I asked her about the disease that Drynna has suffered, and whether they had experienced anything similar, but she said that they had not. That surprised me, given how close their contact with the swamp water must be, but what she said next was much more disturbing. Over the past few weeks they have experienced a number of unexpected and unexplained deaths - Jenna thought perhaps three (the fact that she could not remember exactly was strange, but I guess she was still very traumatised) - people who have died suddenly in their sleep with no other signs of illness. In a community of two dozen people, that three healthy individuals might die of natural causes in this way is beyond credence. Something is amiss there, perhaps another unknown disease, perhaps something more sinister. Not wanting to frighten Jenna, I did not press her for any further details at this point.

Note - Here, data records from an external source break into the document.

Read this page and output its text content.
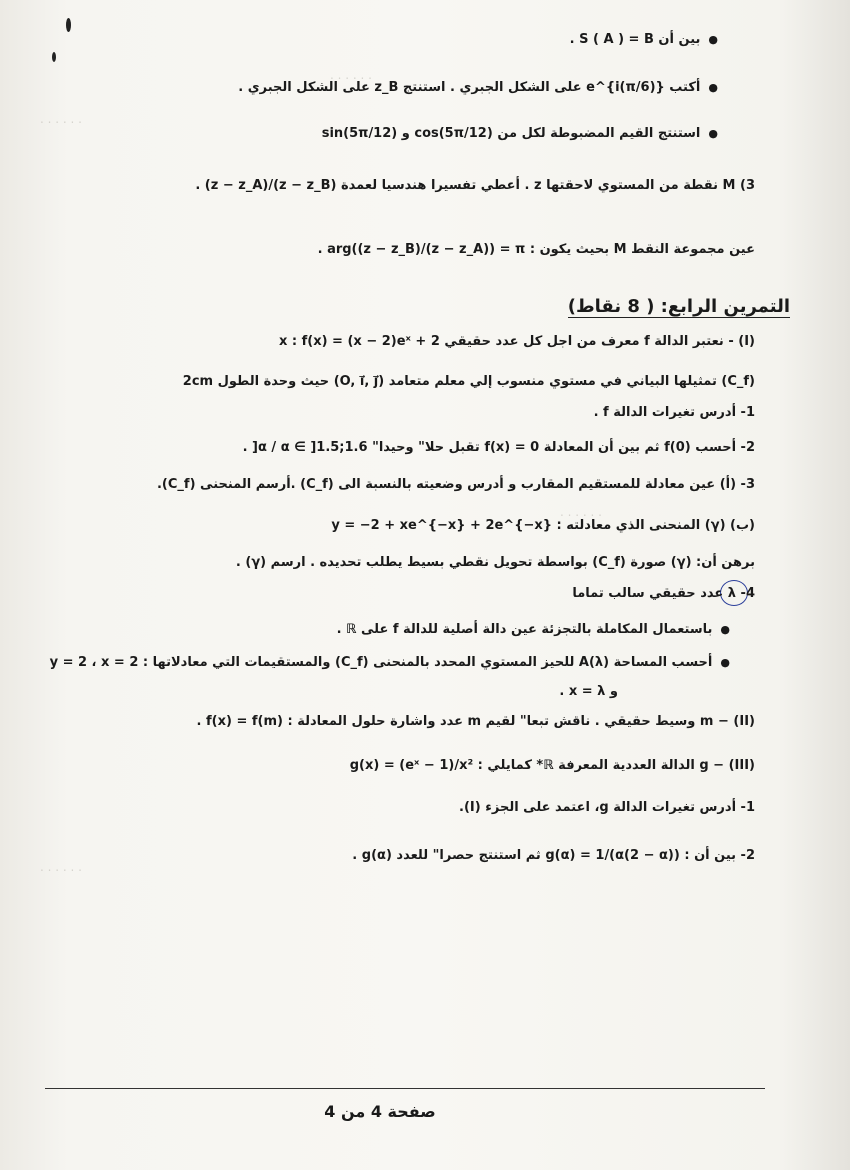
. . . . . .
. . . . . .
. . . . . .
. . . . . .
●بين أن S ( A ) = B .
●أكتب e^{i(π/6)} على الشكل الجبري . استنتج z_B على الشكل الجبري .
●استنتج القيم المضبوطة لكل من cos(5π/12) و sin(5π/12)
3) M نقطة من المستوي لاحقتها z . أعطي تفسيرا هندسيا لعمدة (z − z_B)/(z − z_A) .
عين مجموعة النقط M بحيث يكون : arg((z − z_B)/(z − z_A)) = π .
التمرين الرابع: ( 8 نقاط)
(I) - نعتبر الدالة f معرف من اجل كل عدد حقيقي x : f(x) = (x − 2)eˣ + 2
(C_f) تمثيلها البياني في مستوي منسوب إلي معلم متعامد (O, i⃗, j⃗) حيث وحدة الطول 2cm
1- أدرس تغيرات الدالة f .
2- أحسب f(0) ثم بين أن المعادلة f(x) = 0 تقبل حلا" وحيدا" α / α ∈ ]1.5;1.6[ .
3- (أ) عين معادلة للمستقيم المقارب و أدرس وضعيته بالنسبة الى (C_f) .أرسم المنحنى (C_f).
(ب) (γ) المنحنى الذي معادلته : y = −2 + xe^{−x} + 2e^{−x}
برهن أن: (γ) صورة (C_f) بواسطة تحويل نقطي بسيط يطلب تحديده . ارسم (γ) .
4- λ عدد حقيقي سالب تماما
●باستعمال المكاملة بالتجزئة عين دالة أصلية للدالة f على ℝ .
●أحسب المساحة A(λ) للحيز المستوي المحدد بالمنحنى (C_f) والمستقيمات التي معادلاتها : y = 2 ، x = 2
و x = λ .
(II) − m وسيط حقيقي . ناقش تبعا" لقيم m عدد واشارة حلول المعادلة : f(x) = f(m) .
(III) − g الدالة العددية المعرفة ℝ* كمايلي : g(x) = (eˣ − 1)/x²
1- أدرس تغيرات الدالة g، اعتمد على الجزء (I).
2- بين أن : g(α) = 1/(α(2 − α)) ثم استنتج حصرا" للعدد g(α) .
صفحة 4 من 4
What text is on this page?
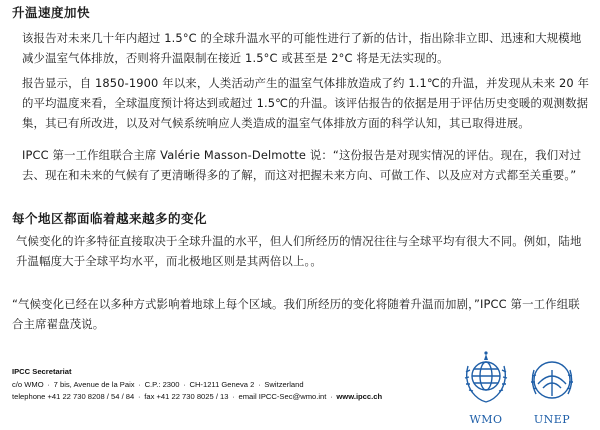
升温速度加快

该报告对未来几十年内超过 1.5°C 的全球升温水平的可能性进行了新的估计，指出除非立即、迅速和大规模地减少温室气体排放，否则将升温限制在接近 1.5°C 或甚至是 2°C 将是无法实现的。

报告显示，自 1850-1900 年以来，人类活动产生的温室气体排放造成了约 1.1℃的升温，并发现从未来 20 年的平均温度来看，全球温度预计将达到或超过 1.5℃的升温。该评估报告的依据是用于评估历史变暖的观测数据集，其已有所改进，以及对气候系统响应人类造成的温室气体排放方面的科学认知，其已取得进展。

IPCC 第一工作组联合主席 Valérie Masson-Delmotte 说：“这份报告是对现实情况的评估。现在，我们对过去、现在和未来的气候有了更清晰得多的了解，而这对把握未来方向、可做工作、以及应对方式都至关重要。”

每个地区都面临着越来越多的变化

气候变化的许多特征直接取决于全球升温的水平，但人们所经历的情况往往与全球平均有很大不同。例如，陆地升温幅度大于全球平均水平，而北极地区则是其两倍以上。。

“气候变化已经在以多种方式影响着地球上每个区域。我们所经历的变化将随着升温而加剧，”IPCC 第一工作组联合主席翟盘茂说。

IPCC Secretariat
c/o WMO · 7 bis, Avenue de la Paix · C.P.: 2300 · CH-1211 Geneva 2 · Switzerland
telephone +41 22 730 8208 / 54 / 84 · fax +41 22 730 8025 / 13 · email IPCC-Sec@wmo.int · www.ipcc.ch
WMO	UNEP
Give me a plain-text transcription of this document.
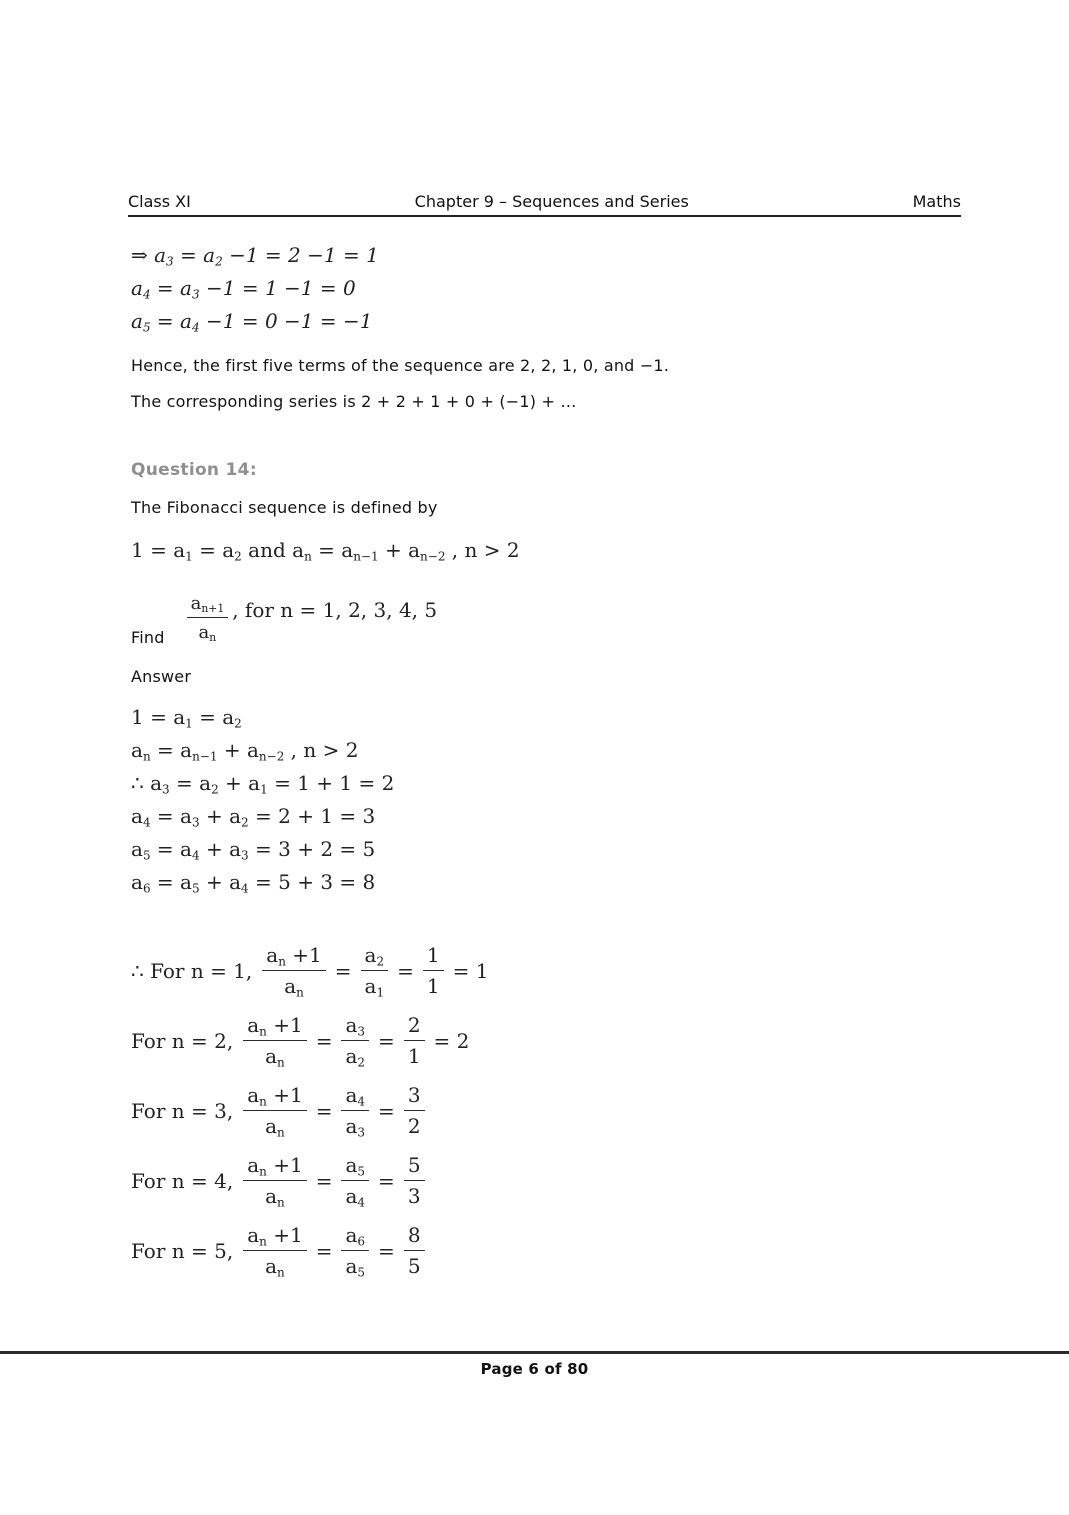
Class XI	Chapter 9 – Sequences and Series	Maths
⇒ $a_3 = a_2 -1 = 2 -1 = 1$
$a_4 = a_3 -1 = 1 -1 = 0$
$a_5 = a_4 -1 = 0 -1 = -1$

Hence, the first five terms of the sequence are 2, 2, 1, 0, and −1.

The corresponding series is 2 + 2 + 1 + 0 + (−1) + …

Question 14:

The Fibonacci sequence is defined by

$1 = a_1 = a_2$ and $a_n = a_{n-1} + a_{n-2}$ , n > 2
Find $\frac{a_{n+1}}{a_n}$ , for n = 1, 2, 3, 4, 5

Answer

$1 = a_1 = a_2$
$a_n = a_{n-1} + a_{n-2}$ , n > 2
∴ $a_3 = a_2 + a_1 = 1 + 1 = 2$
$a_4 = a_3 + a_2 = 2 + 1 = 3$
$a_5 = a_4 + a_3 = 3 + 2 = 5$
$a_6 = a_5 + a_4 = 5 + 3 = 8$
∴ For n = 1, $\frac{a_n +1}{a_n} = \frac{a_2}{a_1} = \frac{1}{1} = 1$
For n = 2, $\frac{a_n +1}{a_n} = \frac{a_3}{a_2} = \frac{2}{1} = 2$
For n = 3, $\frac{a_n +1}{a_n} = \frac{a_4}{a_3} = \frac{3}{2}$
For n = 4, $\frac{a_n +1}{a_n} = \frac{a_5}{a_4} = \frac{5}{3}$
For n = 5, $\frac{a_n +1}{a_n} = \frac{a_6}{a_5} = \frac{8}{5}$
Page 6 of 80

I did, however, ask her what her people would want done with the bodies of their fallen comrades, so that we could honour these dead in the manner they would have wished. She said that bodies in the village were normally offered to the swamp, as part of the ‘circle of life’. That in itself is not so strange, and indeed makes good sense here, where wood for cremation would be hard to come by, and solid ground for a lasting burial even more so, but nonetheless, it rang some warning bells for me. It means that, most likely, no one knows what has become of the bodies of those who have unexpectedly died. If someone is up to no good, then that could be a bad sign. I am probably just being overly suspicious, but, although Jenna herself seems honest, her tale raises more questions than it answers.
I don’t know the names of the gnolls, but the villagers who have died are Phillip, Yohanna and Dundar. All sons and daughters, perhaps husbands, wives, mothers and fathers. Each one a loss beyond reckoning. Before we leave I will say prayers for their peaceful passage through the Raven Queen’s realm, and Jenna will collect any personal trinkets which their loved ones would want to keep. Once that is done we will give the dead to the swamp, allowing them renewal, as is their custom.
Jenna has invited us to journey with her to her settlement, and I think that we should see her safe home, and perhaps find out more about this mysterious Berithia, and the run of bad luck her folk seem to have suffered of late.